Gardens display redemption. I know, that is a big word we don't use very much. The dictionary defines it as "the act of saving, regaining something in exchange for payment, or clearing a debt."
This beautiful woodland garden actually holds a tale of great trauma and loss. My dear friend called me as she wept over the beauty that was emerging all around the resting place of her beloved husband, whom she lost over 10 years ago to suicide. “There are things coming up that I don't even remember planting!” she exclaimed: daffodils and crocuses, ferns and hyacinths. She had been lovingly tending it over the years, planting and healing with every ripping open of the soil and plunging of seed or bulb into its depths.

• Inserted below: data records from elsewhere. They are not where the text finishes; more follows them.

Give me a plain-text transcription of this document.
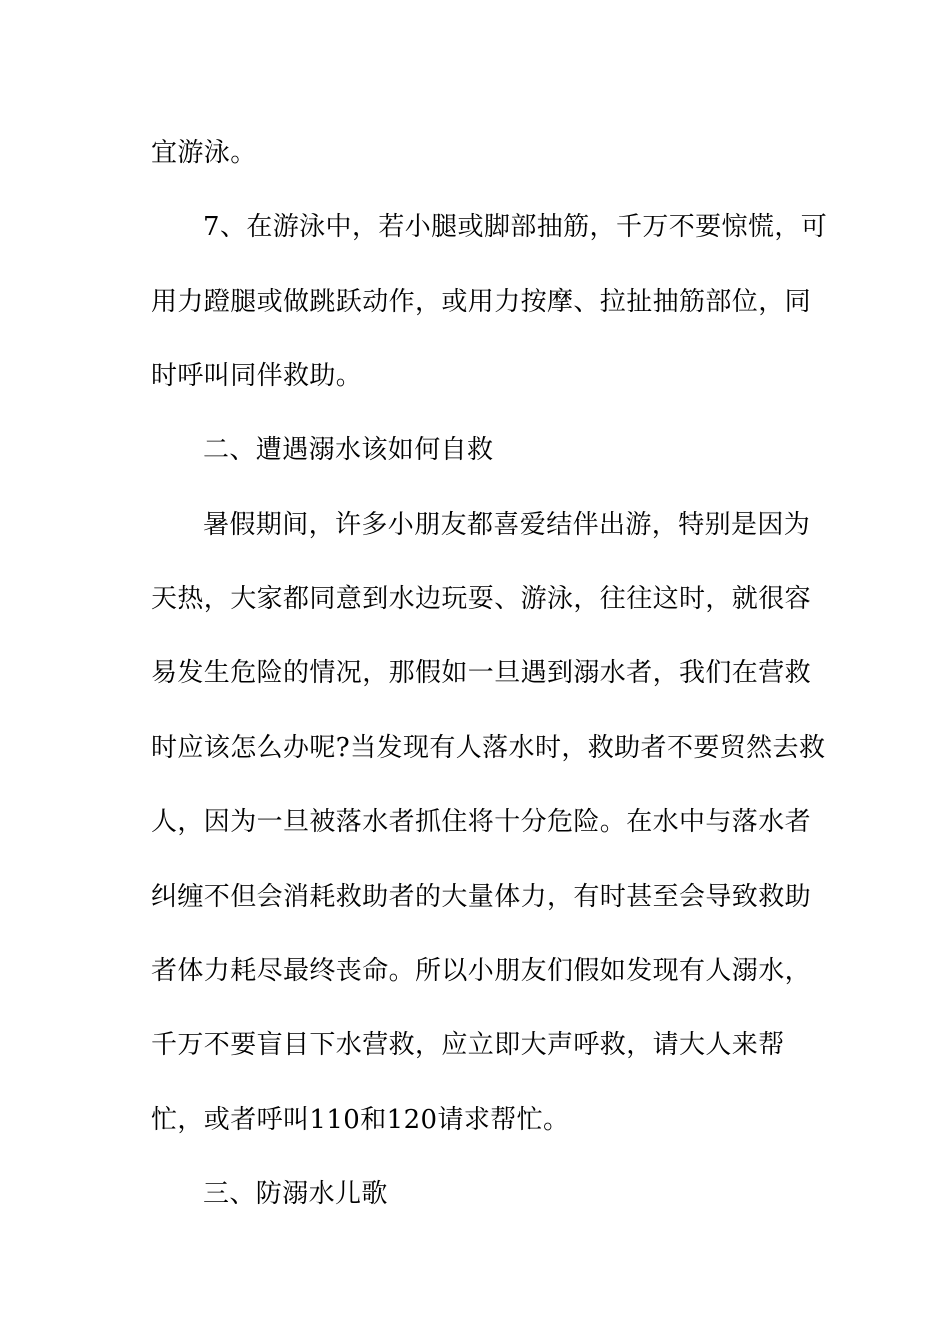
宜游泳。
7、在游泳中，若小腿或脚部抽筋，千万不要惊慌，可
用力蹬腿或做跳跃动作，或用力按摩、拉扯抽筋部位，同
时呼叫同伴救助。
二、遭遇溺水该如何自救
暑假期间，许多小朋友都喜爱结伴出游，特别是因为
天热，大家都同意到水边玩耍、游泳，往往这时，就很容
易发生危险的情况，那假如一旦遇到溺水者，我们在营救
时应该怎么办呢?当发现有人落水时，救助者不要贸然去救
人，因为一旦被落水者抓住将十分危险。在水中与落水者
纠缠不但会消耗救助者的大量体力，有时甚至会导致救助
者体力耗尽最终丧命。所以小朋友们假如发现有人溺水，
千万不要盲目下水营救，应立即大声呼救，请大人来帮
忙，或者呼叫110和120请求帮忙。
三、防溺水儿歌
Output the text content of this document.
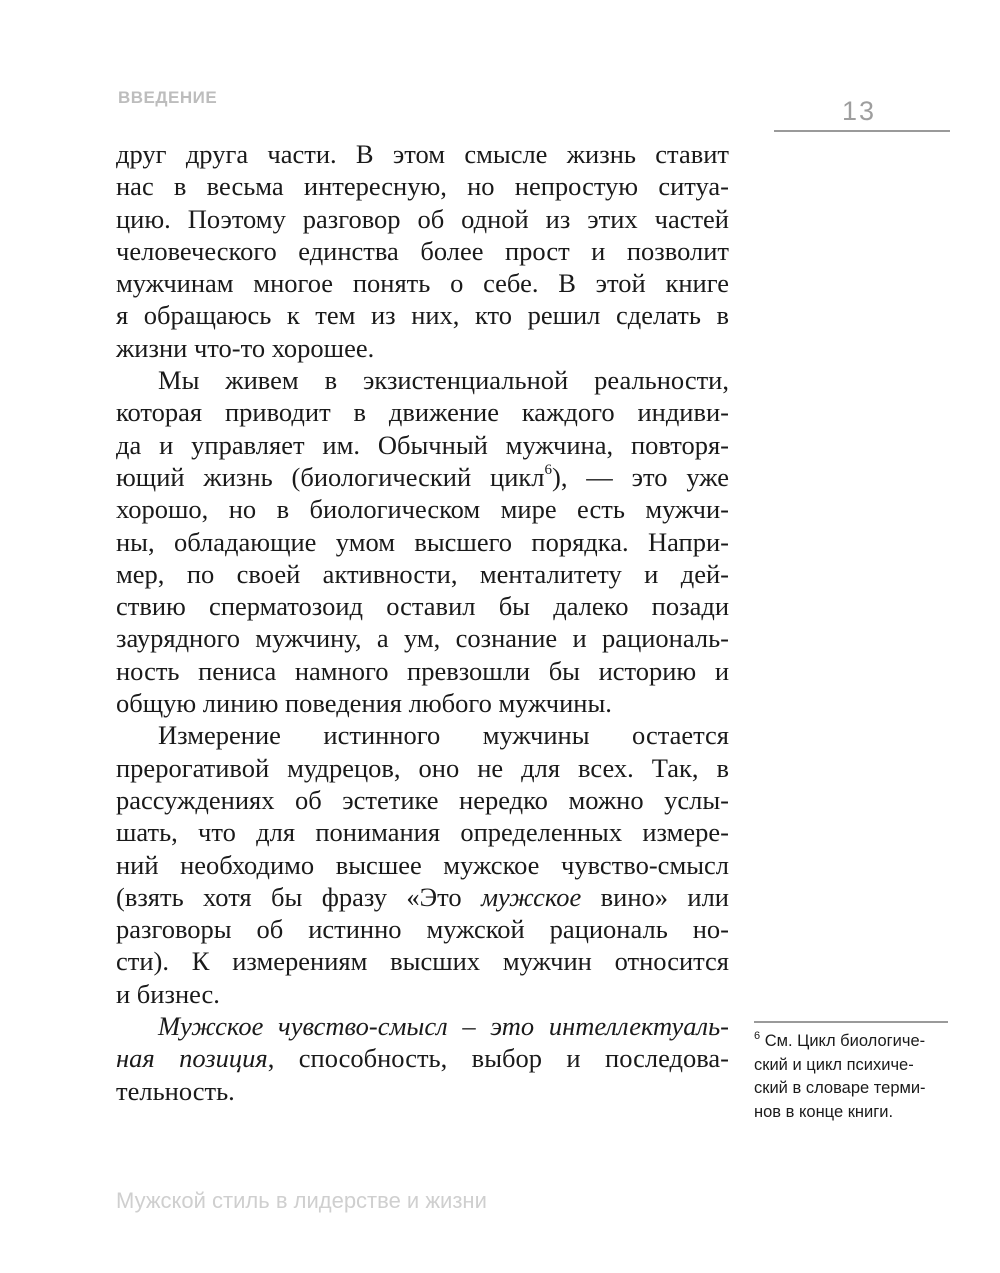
ВВЕДЕНИЕ	13

друг друга части. В этом смысле жизнь ставит
нас в весьма интересную, но непростую ситуа-
цию. Поэтому разговор об одной из этих частей
человеческого единства более прост и позволит
мужчинам многое понять о себе. В этой книге
я обращаюсь к тем из них, кто решил сделать в
жизни что-то хорошее.

Мы живем в экзистенциальной реальности,
которая приводит в движение каждого индиви-
да и управляет им. Обычный мужчина, повторя-
ющий жизнь (биологический цикл$^6$), — это уже
хорошо, но в биологическом мире есть мужчи-
ны, обладающие умом высшего порядка. Напри-
мер, по своей активности, менталитету и дей-
ствию сперматозоид оставил бы далеко позади
заурядного мужчину, а ум, сознание и рациональ-
ность пениса намного превзошли бы историю и
общую линию поведения любого мужчины.

Измерение истинного мужчины остается
прерогативой мудрецов, оно не для всех. Так, в
рассуждениях об эстетике нередко можно услы-
шать, что для понимания определенных измере-
ний необходимо высшее мужское чувство-смысл
(взять хотя бы фразу «Это мужское вино» или
разговоры об истинно мужской рациональ но-
сти). К измерениям высших мужчин относится
и бизнес.

Мужское чувство-смысл – это интеллектуаль-
ная позиция, способность, выбор и последова-
тельность.

$^6$ См. Цикл биологиче-
ский и цикл психиче-
ский в словаре терми-
нов в конце книги.
Мужской стиль в лидерстве и жизни
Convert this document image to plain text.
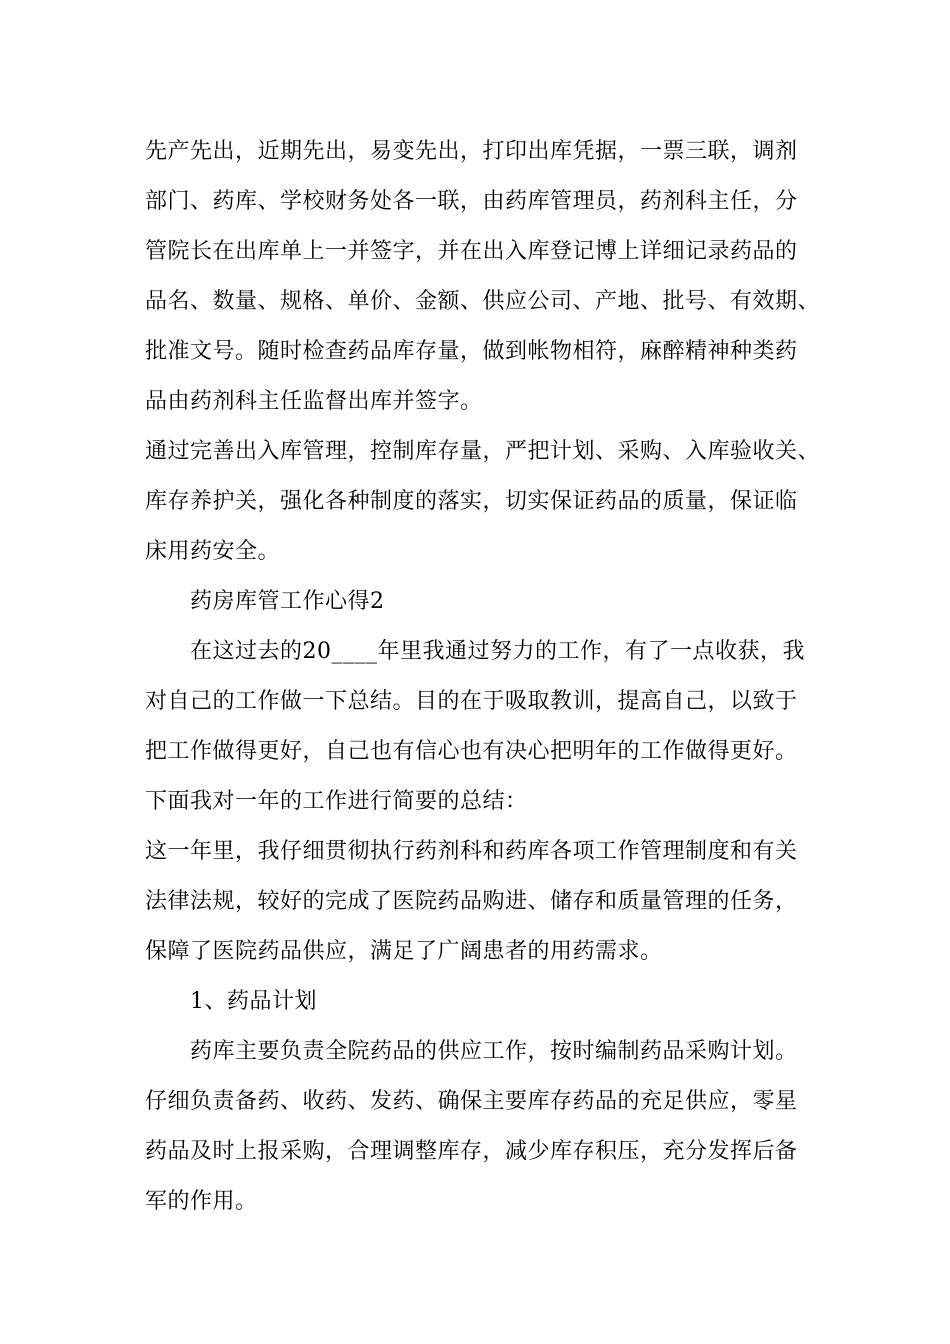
先产先出，近期先出，易变先出，打印出库凭据，一票三联，调剂
部门、药库、学校财务处各一联，由药库管理员，药剂科主任，分
管院长在出库单上一并签字，并在出入库登记博上详细记录药品的
品名、数量、规格、单价、金额、供应公司、产地、批号、有效期、
批准文号。随时检查药品库存量，做到帐物相符，麻醉精神种类药
品由药剂科主任监督出库并签字。
通过完善出入库管理，控制库存量，严把计划、采购、入库验收关、
库存养护关，强化各种制度的落实，切实保证药品的质量，保证临
床用药安全。
药房库管工作心得2
在这过去的20____年里我通过努力的工作，有了一点收获，我
对自己的工作做一下总结。目的在于吸取教训，提高自己，以致于
把工作做得更好，自己也有信心也有决心把明年的工作做得更好。
下面我对一年的工作进行简要的总结：
这一年里，我仔细贯彻执行药剂科和药库各项工作管理制度和有关
法律法规，较好的完成了医院药品购进、储存和质量管理的任务，
保障了医院药品供应，满足了广阔患者的用药需求。
1、药品计划
药库主要负责全院药品的供应工作，按时编制药品采购计划。
仔细负责备药、收药、发药、确保主要库存药品的充足供应，零星
药品及时上报采购，合理调整库存，减少库存积压，充分发挥后备
军的作用。
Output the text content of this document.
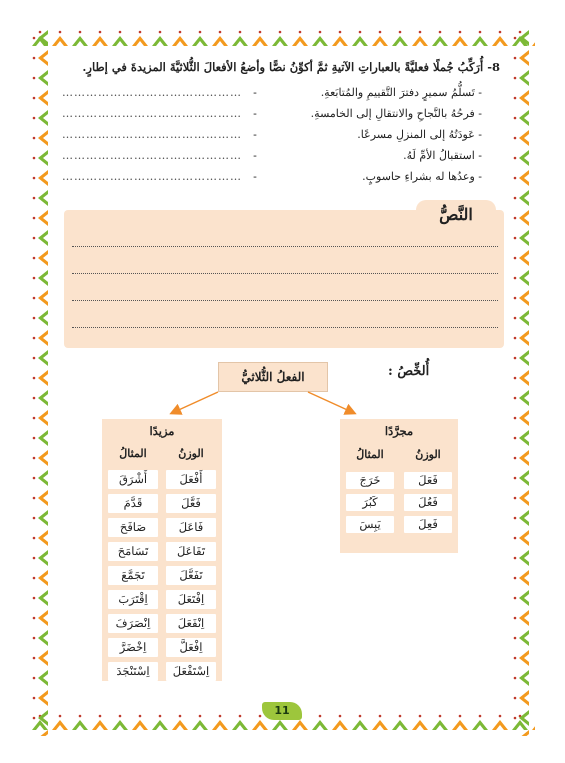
8- أُرَكِّبُ جُملًا فعليَّةً بالعباراتِ الآتيةِ ثمَّ أكوِّنُ نصًّا وأضعُ الأفعالَ الثُّلاثيَّةَ المزيدةَ في إطارٍ.
- تَسلُّمُ سميرٍ دفترَ التَّقييمِ والمُتابَعةِ.
-
………………………………………
- فرحُهُ بالنَّجاحِ والانتقالِ إلى الخامسةِ.
-
………………………………………
- عَودَتُهُ إلى المنزلِ مسرعًا.
-
………………………………………
- استقبالُ الأمِّ لَهُ.
-
………………………………………
- وعدُها له بشراءِ حاسوبٍ.
-
………………………………………
النَّصُّ
أُلخِّصُ :
الفعلُ الثُّلاثيُّ
مجرَّدًا
الوزنُ
المثالُ
فَعَلَ
خَرَجَ
فَعُلَ
كَبُرَ
فَعِلَ
يَبِسَ
مزيدًا
الوزنُ
المثالُ
أَفْعَلَ
أَشْرَقَ
فَعَّلَ
قَدَّمَ
فَاعَلَ
صَافَحَ
تَفَاعَلَ
تَسَامَحَ
تَفَعَّلَ
تَجَمَّعَ
اِفْتَعَلَ
اِقْتَرَبَ
اِنْفَعَلَ
اِنْصَرَفَ
اِفْعَلَّ
اِخْضَرَّ
اِسْتَفْعَلَ
اِسْتَنْجَدَ
11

We chatted long about the glory of the place, and the untended, surrounding graves sitting comparatively unadorned by nature’s redemptive work. She shared that the beech trees were beginning to drop their leaves. Unlike other deciduous trees, beeches hold their dead leaves all winter and only drop them when the new leaves push them out. This early-spring-fall provides another layer of mulch that should last through the summer on the forest floor. It is literally reigning death down on the decomposers who will take it and transform it into life.

These cycles of life, decay, and renewal lure me back into the garden again and again. I must sit with this cycle, become grounded in it, and allow it to transform me. I have learned this as well through watching my friend traverse the darkest of valleys. She is one of the bravest women I know. She sits with the decay because she believes that act is redemptive. She sows and plants in hope that goodness is on the other side of all the grim decay. She does not flee the darkness but is able to bear its weight of glory. She reminds me in the very best way of an earthworm who has superpowers to take in death and excrete potent life. To know her is to walk under the canopy of flowering spring boughs, in awe of life’s triumph.
Where are you tending death-like spaces in your life right now? Sit in a garden, grounded. Let an earthworm wiggle through your fingers. Marvel at the beautiful life that comes not despite the decay, but because of it.